PSV+VG provided closer tidal volumes to the set value in ventilated preterm infants with respiratory distress syndrome and was not associated with overventilation or a difference in mortality or morbidity when compared to SIMV+VG. Therefore, PSV+VG is a safe mode of mechanical ventilation to be used for respiratory distress syndrome.

摘要

背景

与压力限制通气模式相比,容量控制通气模式已被证明可减少早产儿机械通气时间、慢性肺病发生率、初始通气模式失败率、低碳酸血症、重度脑室内出血、气胸和脑室周围白质软化症的发生率。容量保证(VG)通气是容量控制通气最常用的模式。
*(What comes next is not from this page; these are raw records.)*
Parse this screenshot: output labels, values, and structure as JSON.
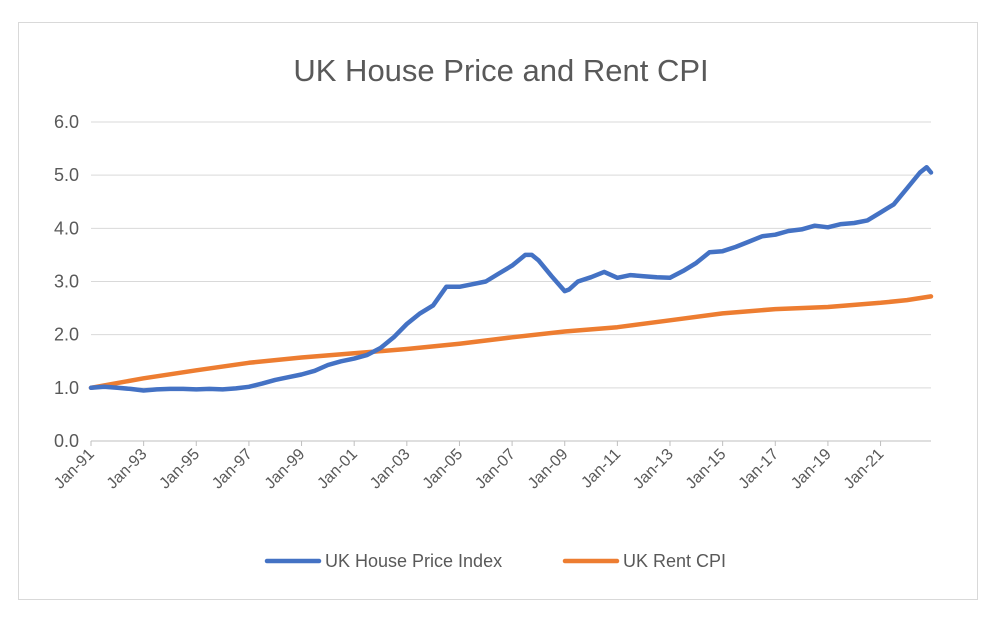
{
  "chart_data": {
    "type": "line",
    "title": "UK House Price and Rent CPI",
    "xlabel": "",
    "ylabel": "",
    "ylim": [
      0,
      6
    ],
    "yticks": [
      "0.0",
      "1.0",
      "2.0",
      "3.0",
      "4.0",
      "5.0",
      "6.0"
    ],
    "xlim": [
      "Jan-91",
      "Dec-22"
    ],
    "xticks": [
      "Jan-91",
      "Jan-93",
      "Jan-95",
      "Jan-97",
      "Jan-99",
      "Jan-01",
      "Jan-03",
      "Jan-05",
      "Jan-07",
      "Jan-09",
      "Jan-11",
      "Jan-13",
      "Jan-15",
      "Jan-17",
      "Jan-19",
      "Jan-21"
    ],
    "grid": "horizontal",
    "legend": "bottom",
    "colors": {
      "house": "#4472c4",
      "rent": "#ed7d31"
    },
    "series": [
      {
        "name": "UK House Price Index",
        "x": [
          "Jan-91",
          "Jul-91",
          "Jan-92",
          "Jul-92",
          "Jan-93",
          "Jul-93",
          "Jan-94",
          "Jul-94",
          "Jan-95",
          "Jul-95",
          "Jan-96",
          "Jul-96",
          "Jan-97",
          "Jul-97",
          "Jan-98",
          "Jul-98",
          "Jan-99",
          "Jul-99",
          "Jan-00",
          "Jul-00",
          "Jan-01",
          "Jul-01",
          "Jan-02",
          "Jul-02",
          "Jan-03",
          "Jul-03",
          "Jan-04",
          "Jul-04",
          "Jan-05",
          "Jul-05",
          "Jan-06",
          "Jul-06",
          "Jan-07",
          "Jul-07",
          "Oct-07",
          "Jan-08",
          "Jul-08",
          "Jan-09",
          "Mar-09",
          "Jul-09",
          "Jan-10",
          "Jul-10",
          "Jan-11",
          "Jul-11",
          "Jan-12",
          "Jul-12",
          "Jan-13",
          "Jul-13",
          "Jan-14",
          "Jul-14",
          "Jan-15",
          "Jul-15",
          "Jan-16",
          "Jul-16",
          "Jan-17",
          "Jul-17",
          "Jan-18",
          "Jul-18",
          "Jan-19",
          "Jul-19",
          "Jan-20",
          "Jul-20",
          "Jan-21",
          "Jul-21",
          "Jan-22",
          "Jul-22",
          "Oct-22",
          "Dec-22"
        ],
        "values": [
          1.0,
          1.02,
          1.0,
          0.98,
          0.95,
          0.97,
          0.98,
          0.98,
          0.97,
          0.98,
          0.97,
          0.99,
          1.02,
          1.08,
          1.15,
          1.2,
          1.25,
          1.32,
          1.43,
          1.5,
          1.55,
          1.62,
          1.75,
          1.95,
          2.2,
          2.4,
          2.55,
          2.9,
          2.9,
          2.95,
          3.0,
          3.15,
          3.3,
          3.5,
          3.5,
          3.4,
          3.1,
          2.82,
          2.85,
          3.0,
          3.08,
          3.18,
          3.07,
          3.12,
          3.1,
          3.08,
          3.07,
          3.2,
          3.35,
          3.55,
          3.57,
          3.65,
          3.75,
          3.85,
          3.88,
          3.95,
          3.98,
          4.05,
          4.02,
          4.08,
          4.1,
          4.15,
          4.3,
          4.45,
          4.75,
          5.05,
          5.15,
          5.05
        ]
      },
      {
        "name": "UK Rent CPI",
        "x": [
          "Jan-91",
          "Jan-93",
          "Jan-95",
          "Jan-97",
          "Jan-99",
          "Jan-01",
          "Jan-03",
          "Jan-05",
          "Jan-07",
          "Jan-09",
          "Jan-11",
          "Jan-13",
          "Jan-15",
          "Jan-17",
          "Jan-19",
          "Jan-21",
          "Jan-22",
          "Dec-22"
        ],
        "values": [
          1.0,
          1.18,
          1.33,
          1.47,
          1.57,
          1.65,
          1.73,
          1.83,
          1.95,
          2.06,
          2.14,
          2.27,
          2.4,
          2.48,
          2.52,
          2.6,
          2.65,
          2.72
        ]
      }
    ]
  }
}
辅助控制、压力支持通气(PSV)和同步间歇指令通气(SIMV)可与VG联合使用;然而,对于每种模式在临床结局方面的优越性缺乏了解。因此,我们研究了SIMV+VG和PSV+VG对早产儿通气参数、肺部炎症、发病率和死亡率的影响。

方法

孕周在24-32周之间、因呼吸窘迫综合征需要机械通气且在我院出生的早产儿被认为符合条件。排除需要高频振荡通气进行初始治疗的患者。将受试者随机分为SIMV+VG组或PSV+VG组。对连续记录的通气参数、临床数据、血气值和气管吸出物细胞因子水平进行分析。

结果

该研究纳入了42名受试者。两组之间的临床数据相似。PSV+VG组输送的潮气量更接近设定潮气量(60%对49%,P =.02)。两组之间的临床数据,包括通气天数、发病率和死亡率相似。接受PSV+VG通气的受试者慢性肺病发生率较低,心率也较低。低碳酸血症和高碳酸血症的发生率相似。两种模式下气管吸出物中的白细胞介素-1β均升高。

结论

在患有呼吸窘迫综合征的通气早产儿中,PSV+VG提供的潮气量更接近设定值,与SIMV+VG相比,不伴有通气过度或死亡率及发病率差异。因此,PSV+VG是用于呼吸窘迫综合征的一种安全的机械通气模式。